Daya dukung lahan berdasarkan daya tampung, dihitung dengan menggunakan variabel luasan fungsi lahan dibagi dengan jumlah penduduk eksisting, dengan rumus sebagai berikut :

A = L / P

A = Daya dukung lahan

L = Luas Lahan (ha)

P = Populasi Penduduk (jiwa)

Apabila nilai daya dukung lahan tersebut melebihi nilai yang ditentukan maka dikatakan populasi penduduk pada wilayah tersebut sudah melebihi daya dukung lingkungannya (di luar ambang batas). Nilai daya dukung lahan yang ditunjukkan dengan konsumsi lahan per kapita untuk berbagai ukuran populasi kota menurut Yeates et al (1980) sebagai berikut :

Tabel  Konsumsi Lahan Per Kapita
No.
Populasi Penduduk (jiwa)
Konsumsi lahan (ha/jiwa)
1.
2.
3.
4.
5.
6.
7.
8.
10.000
25.000
50.000
100.000
250.000
500.000
1.000.000
2.000.000
0,100
0,091
0,086
0,076
0,070
0,066
0,061
0,057
Sumber : Yeates et al, 1980

Tabel ini menunjukkan bahwa ukuran penggunaan lahan di wilayah perkotaan untuk ukuran jumlah populasi penduduk tertentu membutuhkan konsumsi lahan dengan luasan tertentu. Semakin besar jumlah penduduk kota maka semakin kecil konsumsi lahan per ha per kapitanya.

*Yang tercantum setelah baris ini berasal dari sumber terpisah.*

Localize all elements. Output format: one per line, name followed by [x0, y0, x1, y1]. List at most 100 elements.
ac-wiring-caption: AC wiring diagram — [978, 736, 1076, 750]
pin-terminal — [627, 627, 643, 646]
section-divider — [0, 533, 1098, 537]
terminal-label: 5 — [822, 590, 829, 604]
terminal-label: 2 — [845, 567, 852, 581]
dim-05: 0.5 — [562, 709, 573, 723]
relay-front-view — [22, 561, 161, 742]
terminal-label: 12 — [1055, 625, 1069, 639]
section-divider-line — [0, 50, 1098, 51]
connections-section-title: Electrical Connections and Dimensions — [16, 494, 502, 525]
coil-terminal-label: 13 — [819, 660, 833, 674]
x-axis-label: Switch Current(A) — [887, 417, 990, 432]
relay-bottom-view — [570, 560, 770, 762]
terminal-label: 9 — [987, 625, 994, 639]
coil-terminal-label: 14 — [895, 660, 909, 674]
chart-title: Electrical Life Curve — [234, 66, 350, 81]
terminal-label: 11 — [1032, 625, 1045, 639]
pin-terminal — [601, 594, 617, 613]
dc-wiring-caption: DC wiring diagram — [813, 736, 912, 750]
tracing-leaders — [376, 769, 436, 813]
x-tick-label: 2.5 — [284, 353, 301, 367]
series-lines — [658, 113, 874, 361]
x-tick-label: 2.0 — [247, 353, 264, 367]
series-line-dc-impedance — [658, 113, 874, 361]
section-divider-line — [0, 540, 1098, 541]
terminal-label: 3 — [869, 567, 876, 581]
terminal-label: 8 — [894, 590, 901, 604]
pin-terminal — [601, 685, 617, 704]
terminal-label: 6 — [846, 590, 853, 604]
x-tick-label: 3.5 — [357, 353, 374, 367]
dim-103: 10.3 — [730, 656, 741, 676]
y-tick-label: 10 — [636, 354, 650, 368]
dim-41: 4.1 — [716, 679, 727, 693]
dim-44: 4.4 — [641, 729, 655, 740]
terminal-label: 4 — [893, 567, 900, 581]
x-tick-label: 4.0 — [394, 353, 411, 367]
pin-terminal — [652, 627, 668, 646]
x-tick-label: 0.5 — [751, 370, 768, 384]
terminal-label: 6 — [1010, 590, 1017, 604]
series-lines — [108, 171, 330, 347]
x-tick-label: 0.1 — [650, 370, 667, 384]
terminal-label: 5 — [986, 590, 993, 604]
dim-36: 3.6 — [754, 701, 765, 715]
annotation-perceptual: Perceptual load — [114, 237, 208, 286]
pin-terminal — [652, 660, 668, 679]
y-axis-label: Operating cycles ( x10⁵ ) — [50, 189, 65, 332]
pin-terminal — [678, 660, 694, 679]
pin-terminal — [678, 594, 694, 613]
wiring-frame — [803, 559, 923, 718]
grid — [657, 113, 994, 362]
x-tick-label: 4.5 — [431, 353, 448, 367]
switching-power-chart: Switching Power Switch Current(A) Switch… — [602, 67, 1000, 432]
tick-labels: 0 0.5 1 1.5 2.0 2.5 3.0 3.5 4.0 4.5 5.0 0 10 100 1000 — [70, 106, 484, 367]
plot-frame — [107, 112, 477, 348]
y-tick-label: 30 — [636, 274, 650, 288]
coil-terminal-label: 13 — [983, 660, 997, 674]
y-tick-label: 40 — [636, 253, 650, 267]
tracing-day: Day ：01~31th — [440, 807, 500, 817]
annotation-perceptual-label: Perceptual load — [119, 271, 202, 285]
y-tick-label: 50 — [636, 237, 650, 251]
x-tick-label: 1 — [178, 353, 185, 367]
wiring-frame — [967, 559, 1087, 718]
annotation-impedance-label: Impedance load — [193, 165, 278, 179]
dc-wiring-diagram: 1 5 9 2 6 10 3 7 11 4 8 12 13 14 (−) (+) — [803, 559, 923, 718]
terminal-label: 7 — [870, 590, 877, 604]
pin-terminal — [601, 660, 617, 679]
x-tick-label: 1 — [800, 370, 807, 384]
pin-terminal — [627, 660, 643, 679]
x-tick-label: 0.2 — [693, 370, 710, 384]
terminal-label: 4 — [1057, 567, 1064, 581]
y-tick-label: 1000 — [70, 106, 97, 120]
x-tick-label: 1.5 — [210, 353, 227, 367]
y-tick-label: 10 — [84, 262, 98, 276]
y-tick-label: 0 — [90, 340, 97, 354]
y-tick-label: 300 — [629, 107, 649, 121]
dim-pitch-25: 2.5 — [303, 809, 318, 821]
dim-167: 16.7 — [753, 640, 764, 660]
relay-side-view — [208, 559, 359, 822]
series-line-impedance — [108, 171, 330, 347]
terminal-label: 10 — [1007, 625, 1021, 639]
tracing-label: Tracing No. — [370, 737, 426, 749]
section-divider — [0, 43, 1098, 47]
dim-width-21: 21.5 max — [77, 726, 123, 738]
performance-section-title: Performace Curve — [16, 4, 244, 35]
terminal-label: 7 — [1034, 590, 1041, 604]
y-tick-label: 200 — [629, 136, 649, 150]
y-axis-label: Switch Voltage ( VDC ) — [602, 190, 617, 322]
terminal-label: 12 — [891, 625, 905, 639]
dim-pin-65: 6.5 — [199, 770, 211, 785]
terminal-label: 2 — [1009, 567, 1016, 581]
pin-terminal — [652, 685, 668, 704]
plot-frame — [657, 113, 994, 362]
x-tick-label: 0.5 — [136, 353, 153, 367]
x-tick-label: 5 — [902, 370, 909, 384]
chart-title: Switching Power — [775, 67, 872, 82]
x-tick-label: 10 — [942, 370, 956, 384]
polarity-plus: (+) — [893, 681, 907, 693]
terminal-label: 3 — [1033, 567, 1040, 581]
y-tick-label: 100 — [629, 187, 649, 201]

Hubungan antara manusia dengan lingkungan fisik dapat mencerminkan daya dukung lingkungan, sejumlah ahli biologi mendefinisikan daya dukung lingkungan sebagai jumlah populasi dari mahluk yang dapat didukung oleh tempat hidup (habitat). Kormody (1969) dalam Hadi (2001 : 11) menyebutkan bahwa populasi seharusnya selalu berada pada titik keseimbangan di mana lingkungan dapat mendukung. Batas di antara titik keseimbangan tersebut yang dinamakan daya dukung lingkungan. Menurut Soemarwoto (1985 dan 1990) dalam Hadi (2001 : 12) menjelaskan bahwa semakin tinggi tingkat kepadatan penduduk semakin tinggi pula tingkat permintaan terhadap lahan. Jika ketersediaan lahan tidak mencukupi maka respon yang muncul di antaranya adalah membuka hutan dan menanami daerah rawan erosi, dan hal yang demikian ini menunjukkan kondisi lapar lahan.